Crónica de Carina Fonseca: batatas fritas com ovo estrelado

(Fotografia de Gerardo Santos/Global Imagens)
A infância define tanto - até os sabores pelos quais havemos de salivar vida fora, mesmo que se afastem dos nossos ideais alimentares do momento. Foi bom, e há de continuar a ser.

Nem sempre valorizei a comida como merece. Confiava nela para me manter viva e funcional, tirava prazer de barras de chocolate devoradas à velocidade da luz, era capaz de comer três pêssegos seguidos à dentada, a generalidade dos pratos sabia-me bem, mas não parava para apreciar a sua riqueza. Um pouco como quando, imberbes, damos como garantida uma certa eternidade – nossa e dos nossos. A comida também parecia estar lá sempre, até que foi deixando de estar, pelo menos alguma dela, pelo menos com igual sabor, à medida que quem a confecionava ia desaparecendo, ou as circunstâncias mudando.

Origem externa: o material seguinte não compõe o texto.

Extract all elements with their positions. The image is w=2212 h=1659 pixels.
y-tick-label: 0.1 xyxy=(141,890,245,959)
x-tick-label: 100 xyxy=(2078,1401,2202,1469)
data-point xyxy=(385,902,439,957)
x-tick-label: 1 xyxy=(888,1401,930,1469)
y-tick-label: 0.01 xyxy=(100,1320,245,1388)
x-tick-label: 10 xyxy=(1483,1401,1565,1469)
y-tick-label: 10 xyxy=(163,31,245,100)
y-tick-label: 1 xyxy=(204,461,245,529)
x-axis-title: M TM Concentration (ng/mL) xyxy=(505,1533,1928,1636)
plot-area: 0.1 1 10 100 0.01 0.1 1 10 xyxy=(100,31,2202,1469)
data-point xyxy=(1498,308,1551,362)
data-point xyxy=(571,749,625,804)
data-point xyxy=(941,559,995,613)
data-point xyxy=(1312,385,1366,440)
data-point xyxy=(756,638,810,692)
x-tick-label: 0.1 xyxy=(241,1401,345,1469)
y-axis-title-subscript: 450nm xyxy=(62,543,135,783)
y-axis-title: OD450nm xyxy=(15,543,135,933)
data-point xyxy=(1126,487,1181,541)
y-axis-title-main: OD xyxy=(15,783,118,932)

O meu interesse verdadeiro pela alimentação chegou tarde, muito graças à “Evasões”. E tem crescido à medida que a olho de diversos prismas: memória, cultura, saúde, vida social. Há muitas partes de nós por nutrir, do coração à cabeça, tanto que festa é sinónimo de mesa cheia. Agora, saboreio com curiosidade e atenção, embora ainda com demasiada pressa. Admiro os mágicos dos pães e dos doces, das cozinhas tradicionais e do mundo. Gosto de pensar e falar sobre comida, porque tem sempre histórias agarradas e significados bastante pessoais.

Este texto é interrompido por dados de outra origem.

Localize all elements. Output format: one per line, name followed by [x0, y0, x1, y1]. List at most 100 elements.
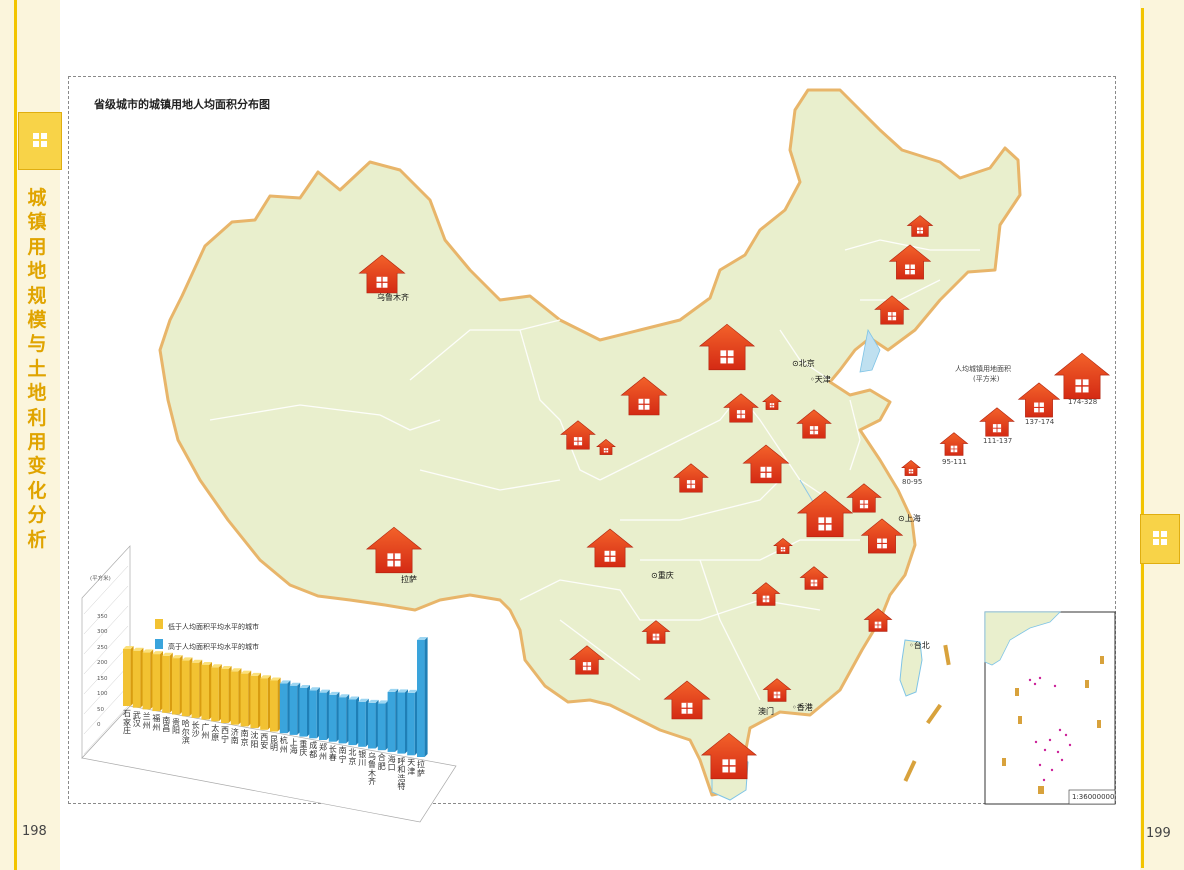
house-symbol-icon — [796, 490, 854, 538]
city-label-urumqi: 乌鲁木齐 — [377, 293, 409, 302]
house-symbol-icon — [700, 732, 758, 780]
bar-乌鲁木齐 — [368, 699, 379, 749]
bar-label: 南 京 — [240, 729, 249, 747]
bar-重庆 — [299, 685, 310, 737]
right-chapter-tab[interactable] — [1140, 514, 1180, 564]
legend-class-4: 137-174 — [1025, 418, 1055, 426]
y-tick-label: 250 — [97, 644, 108, 651]
chapter-title-char: 地 — [27, 382, 47, 405]
bar-济南 — [230, 668, 242, 725]
bar-长春 — [328, 691, 340, 742]
bar-label: 哈 尔 滨 — [181, 719, 190, 746]
city-label-tianjin: ◦天津 — [810, 375, 831, 384]
chapter-vertical-title: 城镇用地规模与土地利用变化分析 — [22, 186, 52, 552]
house-symbol-icon — [762, 678, 792, 702]
bar-呼和浩特 — [397, 689, 408, 754]
bar-海口 — [387, 688, 399, 752]
bar-郑州 — [319, 689, 330, 740]
house-symbol-icon — [1017, 382, 1061, 418]
house-symbol-icon — [863, 608, 893, 632]
chart-gridline — [83, 665, 129, 715]
house-symbol-icon — [751, 582, 781, 606]
house-symbol-icon — [796, 409, 832, 439]
chapter-title-char: 镇 — [27, 211, 47, 234]
left-page-number: 198 — [22, 824, 47, 839]
house-symbol-icon — [673, 463, 709, 493]
bar-银川 — [358, 698, 369, 747]
bar-南宁 — [338, 694, 350, 744]
chapter-title-char: 用 — [27, 235, 47, 258]
bar-label: 天 津 — [407, 758, 416, 776]
bar-天津 — [407, 689, 418, 756]
bar-label: 贵 阳 — [172, 717, 180, 735]
house-symbol-icon — [901, 460, 921, 476]
bar-label: 福 州 — [152, 714, 161, 732]
chapter-title-char: 规 — [27, 284, 47, 307]
bar-沈阳 — [250, 672, 261, 729]
y-tick-label: 300 — [97, 629, 108, 635]
house-symbol-icon — [641, 620, 671, 644]
y-tick-label: 150 — [97, 675, 108, 682]
house-symbol-icon — [939, 432, 969, 456]
bar-武汉 — [132, 647, 144, 708]
chapter-title-char: 与 — [27, 333, 47, 356]
legend-class-3: 111-137 — [983, 437, 1013, 445]
left-chapter-tab[interactable] — [18, 112, 62, 170]
right-margin-rule — [1141, 8, 1144, 868]
chapter-title-char: 分 — [27, 504, 47, 527]
right-page-number: 199 — [1146, 826, 1171, 841]
bar-label: 重 庆 — [299, 739, 308, 758]
house-symbol-icon — [762, 394, 782, 410]
house-symbol-icon — [560, 420, 596, 450]
chapter-title-char: 地 — [27, 260, 47, 283]
bar-石家庄 — [123, 646, 134, 706]
house-symbol-icon — [1053, 352, 1111, 400]
bar-label: 西 安 — [260, 732, 269, 751]
bar-label: 银 川 — [358, 749, 367, 768]
chart-legend-high: 高于人均面积平均水平的城市 — [168, 643, 259, 651]
legend-class-5: 174-328 — [1068, 398, 1098, 406]
chapter-title-char: 利 — [27, 406, 47, 429]
bar-label: 郑 州 — [319, 743, 327, 761]
house-symbol-icon — [569, 645, 605, 675]
bar-label: 广 州 — [201, 722, 210, 741]
bar-贵阳 — [172, 655, 183, 715]
bar-label: 杭 州 — [279, 736, 288, 754]
house-symbol-icon — [742, 444, 790, 484]
bar-label: 合 肥 — [377, 753, 386, 771]
right-page-margin — [1140, 0, 1184, 870]
chapter-title-char: 变 — [27, 455, 47, 478]
house-symbol-icon — [860, 518, 904, 554]
legend-class-1: 80-95 — [902, 478, 923, 486]
bar-label: 乌 鲁 木 齐 — [368, 751, 376, 786]
house-symbol-icon — [723, 393, 759, 423]
legend-title: 人均城镇用地面积 — [955, 365, 1011, 373]
bar-兰州 — [142, 649, 154, 710]
left-margin-rule — [14, 0, 17, 870]
bar-福州 — [152, 651, 163, 712]
bar-广州 — [201, 662, 212, 720]
house-symbol-icon — [663, 680, 711, 720]
bar-label: 成 都 — [309, 741, 318, 759]
city-label-beijing: ⊙北京 — [792, 359, 815, 368]
bar-label: 南 昌 — [162, 715, 171, 734]
bar-南昌 — [162, 652, 173, 713]
bar-label: 昆 明 — [270, 734, 278, 752]
house-symbol-icon — [620, 376, 668, 416]
inset-scale: 1:36000000 — [1072, 793, 1115, 801]
map-title: 省级城市的城镇用地人均面积分布图 — [94, 98, 270, 111]
bar-合肥 — [377, 700, 389, 751]
bar-昆明 — [270, 677, 281, 732]
legend-unit: (平方米) — [973, 375, 1000, 383]
bar-label: 北 京 — [348, 748, 357, 766]
bar-杭州 — [279, 680, 291, 734]
bar-南京 — [240, 670, 252, 727]
chart-gridline — [83, 685, 129, 735]
house-symbol-icon — [365, 526, 423, 574]
chapter-title-char: 化 — [27, 479, 47, 502]
grid-icon — [1153, 531, 1167, 545]
chapter-title-char: 城 — [27, 187, 47, 209]
chart-gridline — [83, 705, 129, 755]
bar-label: 兰 州 — [142, 712, 151, 730]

Recentemente, uma conjugação de fatores levou-me àquele que é, afinal, o tema desta crónica: no corredor da morte, o que escolherias como última refeição? Um jejum de 12 horas antes de fazer análises coincidiu com uma sobredosagem de episódios da série “Como defender um assassino” e a leitura do livro “A cook’s tour – Em busca da refeição perfeita”, publicado por Anthony Bourdain em 2001, bem antes da sua partida prematura. Ao evocar o “jogo da última refeição”, a sua experiência com chefs amigos, o autor conclui que as respostas são “invariavelmente simples” e fruto das lembranças de cada um.

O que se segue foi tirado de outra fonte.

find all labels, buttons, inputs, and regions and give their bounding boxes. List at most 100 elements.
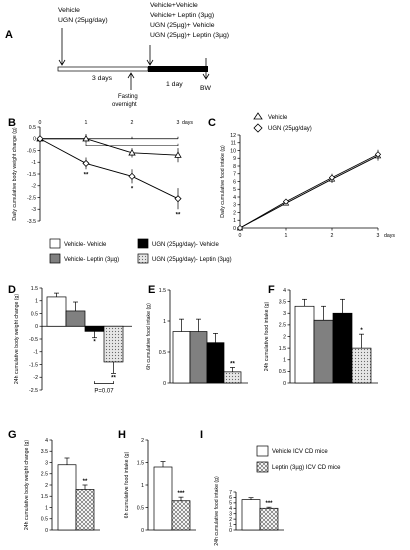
arrow-fasting: [127, 72, 135, 90]
panel-b-point-vehicle: [82, 134, 90, 142]
panel-e-ytick-label: 0: [163, 381, 166, 387]
panel-i-ytick-label: 5: [229, 501, 232, 507]
panel-i-ytick-label: 0: [229, 528, 232, 534]
legend-swatch-vehicle-icv: [256, 445, 269, 457]
panel-h-bar-1: [153, 466, 173, 531]
panel-e-y-axis-label: 6h cumulative food intake (g): [146, 303, 152, 370]
legend-leptin-icv: Leptin (3µg) ICV CD mice: [272, 465, 341, 471]
panel-c-legend-vehicle: Vehicle: [268, 115, 288, 121]
panel-c-line-vehicle: [239, 155, 379, 229]
panel-c-line-ugn: [239, 153, 379, 229]
panel-c-legend-marker-vehicle: [253, 112, 263, 120]
day3-treatment-1: Vehicle+Vehicle: [150, 2, 198, 9]
panel-d-ytick-label: 0: [35, 324, 38, 330]
panel-g-24h-body-weight-bar-chart: G 0 0.5 1 1.5 2 2.5 3 3.5 4 24h cumulative body we…: [8, 429, 100, 534]
panel-f-ytick-label: 0: [283, 381, 286, 387]
panel-f-bar-1: [294, 305, 315, 384]
panel-c-ytick-label: 0: [233, 226, 236, 232]
arrow-day3: [146, 45, 154, 66]
panel-c-xtick-label: 1: [285, 233, 288, 239]
legend-swatch-leptin-icv: [256, 461, 269, 473]
panel-b-line-vehicle: [40, 138, 179, 156]
panel-b-ytick-label: 0: [33, 137, 36, 143]
panel-b-point-ugn: [174, 195, 182, 203]
panel-i-bar-2: [259, 507, 279, 531]
panel-i-ytick-label: 3: [229, 512, 232, 518]
panel-g-significance-2: **: [83, 479, 88, 485]
panel-f-24h-food-intake-bar-chart: F 0 0.5 1 1.5 2 2.5 3 3.5 4 24h cumulative food in…: [264, 284, 378, 387]
panel-f-y-axis-label: 24h cumulative food intake (g): [264, 301, 270, 371]
panel-e-significance-4: **: [230, 362, 235, 368]
panel-c-ytick-label: 4: [233, 195, 236, 201]
panel-d-ytick-label: -1.5: [29, 362, 38, 368]
panel-c-point-ugn: [374, 151, 382, 158]
panel-i-ytick-label: 2: [229, 517, 232, 523]
legend-ugn-vehicle: UGN (25µg/day)- Vehicle: [152, 242, 219, 248]
panel-g-ytick-label: 3.5: [41, 449, 48, 455]
panel-label-c: C: [208, 117, 216, 129]
panel-d-significance-4: **: [111, 375, 116, 381]
panel-h-ytick-label: 1: [141, 483, 144, 489]
panel-b-xtick-label: 1: [85, 120, 88, 126]
panel-b-point-ugn: [128, 172, 136, 180]
panel-c-xtick-label: 3: [377, 233, 380, 239]
legend-icv: Vehicle ICV CD mice Leptin (3µg) ICV CD …: [256, 445, 341, 473]
panel-c-x-axis-label: days: [384, 233, 395, 239]
panel-g-ytick-label: 3: [45, 460, 48, 466]
panel-c-ytick-label: 5: [233, 187, 236, 193]
panel-b-ytick-label: -1.5: [27, 172, 36, 178]
panel-b-point-ugn: [36, 135, 44, 143]
panel-h-ytick-label: 1.5: [137, 460, 144, 466]
panel-a: A Vehicle UGN (25µg/day) Vehicle+Vehicle…: [5, 2, 229, 108]
panel-h-6h-food-intake-bar-chart: H 0 0.5 1 1.5 2 6h cumulative food intake (g) *…: [118, 429, 196, 534]
panel-label-b: B: [8, 117, 16, 129]
panel-i-ytick-label: 7: [229, 490, 232, 496]
panel-label-g: G: [8, 429, 17, 441]
label-overnight: overnight: [112, 102, 137, 108]
label-bw: BW: [200, 85, 212, 92]
panel-d-ytick-label: 1: [35, 299, 38, 305]
panel-h-ytick-label: 0.5: [137, 505, 144, 511]
panel-d-ytick-label: 0.5: [31, 311, 38, 317]
panel-d-ytick-label: -2.5: [29, 388, 38, 394]
panel-c-ytick-label: 10: [230, 148, 236, 154]
panel-b-point-vehicle: [174, 151, 182, 158]
panel-c-point-ugn: [328, 174, 336, 181]
panel-b-ytick-label: -2.5: [27, 195, 36, 201]
panel-d-annotation: P=0.07: [94, 389, 114, 395]
panel-c-ytick-label: 2: [233, 210, 236, 216]
panel-d-ytick-label: -1: [33, 350, 38, 356]
panel-i-y-axis-label: 24h cumulative food intake (g): [214, 476, 220, 546]
arrow-day0: [58, 28, 66, 66]
panel-d-24h-body-weight-bar-chart: D 1.5 1 0.5 0 -0.5 -1 -1.5 -2 -2.5 24h cumulative …: [8, 284, 132, 395]
legend-ugn-leptin: UGN (25µg/day)- Leptin (3µg): [152, 257, 232, 263]
panel-c-ytick-label: 7: [233, 172, 236, 178]
panel-f-bar-4: [351, 347, 372, 384]
label-fasting: Fasting: [118, 94, 138, 100]
panel-b-ytick-label: -3.5: [27, 219, 36, 225]
panel-c-ytick-label: 3: [233, 203, 236, 209]
panel-b-significance: **: [176, 212, 181, 218]
panel-c-y-axis-label: Daily cumulative food intake (g): [220, 145, 226, 218]
day0-treatment-2: UGN (25µg/day): [58, 17, 108, 24]
panel-b-xtick-label: 0: [39, 120, 42, 126]
panel-label-f: F: [268, 284, 275, 296]
panel-g-ytick-label: 4: [45, 438, 48, 444]
panel-g-y-axis-label: 24h cumulative body weight change (g): [24, 440, 30, 531]
panel-f-ytick-label: 3: [283, 311, 286, 317]
panel-f-significance-4: *: [360, 328, 363, 334]
panel-f-ytick-label: 2: [283, 334, 286, 340]
panel-d-bar-1: [46, 296, 67, 327]
timeline-1day-bar: [148, 66, 208, 72]
panel-g-ytick-label: 1: [45, 505, 48, 511]
panel-d-bar-4: [103, 325, 124, 363]
panel-f-ytick-label: 2.5: [279, 323, 286, 329]
panel-e-ytick-label: 1: [163, 319, 166, 325]
panel-c-legend-marker-ugn: [253, 123, 263, 133]
timeline-3day-bar: [57, 66, 149, 72]
panel-h-bar-2: [171, 500, 191, 531]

Pude comprová-lo ao lançar a pergunta a três pessoas próximas, que me disseram, sem qualquer hesitação: lagosta grelhada; sardinhas assadas com pimentos e uma fatia de pão alentejano por baixo; e bacalhau cozido com batatas, feijão verde e muito azeite, com sabor a casa. Também a minha resposta veio rápida e cristalina, contrariando a habitual indecisão nos restaurantes. Batatas fritas com ovo estrelado, tudo feito ao lume, numa frigideira enegrecida pelas chamas (a da minha avó). Arroz-doce quente, rapado do tacho (o da minha mãe). E pão fresco com manteiga cortada à fatia e um salpico de sal, como se o ar da praia de infância entrasse de súbito pela janela. As três opções. Vou assumir que tenho direito a entrada, prato principal e sobremesa.